Good morning friends. Today, I'm asking you to pray for someone. I really am not at liberty to reveal this person's name or location since she is still trying to cope with the news of her medical condition, but I'm asking you to pray for her, please, please, pray. The good Lord knows who she is, so the prayers will find their way to her.

I've known this wonderful woman for about 3 years now. We met, as I have met many of you lovelies, in Blogandia. She has a cutting wit and sense of humour that rivals only a few. Every time we have had our "marathon" phone calls, we laugh till we almost pee in our pants!!


My heart is heavy, sadden and I feel so helpless at this moment. Friendships are so precious and for many of us, we have plenty of acquaintances, but friends, few and far between. So please say a prayer for your buddies today and always. Pick up the phone and call them...or send them an email and tell them you love them. Friends, as life, are so precious...I said that already, but I can't reiterate enough how important this is.
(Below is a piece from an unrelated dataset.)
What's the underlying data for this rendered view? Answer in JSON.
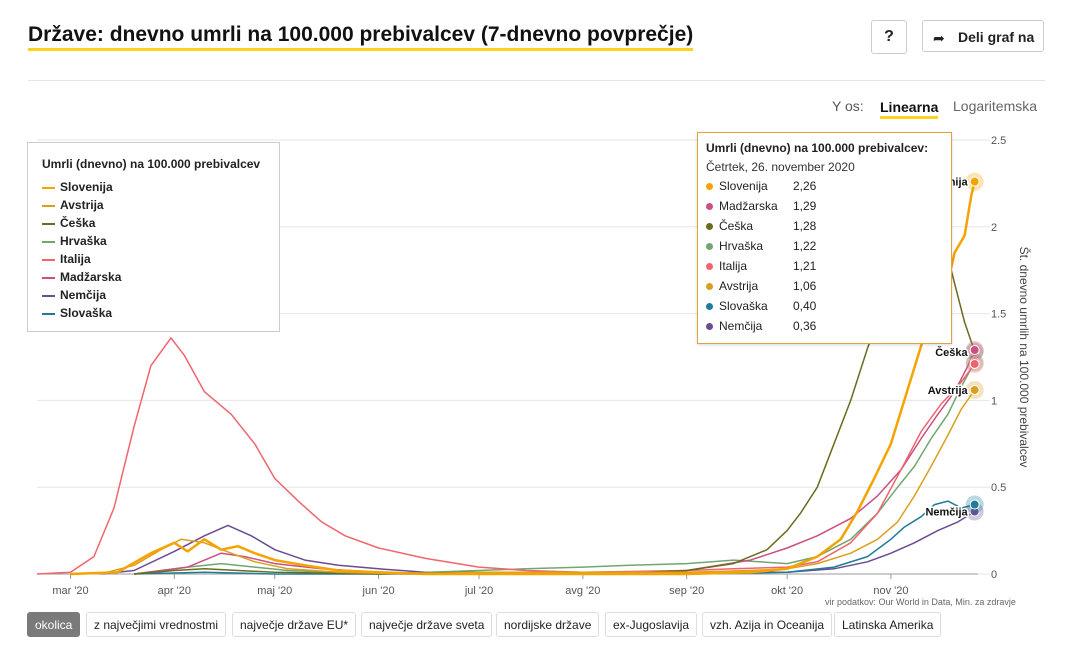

I know we get all wrapped up, especially lately with Halloween and now the coming big-ass season, and it's not fair to beat ourselves up, let's face it, life gets in the way and the distractions don't allow us time to do much but carry on our everyday and dem sum.

So today or when you read this post, please think of your friends and let them know you carry them everyday in your heart, regardless where your brain might be. Again, please pray for this wonderful woman and know that I love you, my precious friends. Peace out.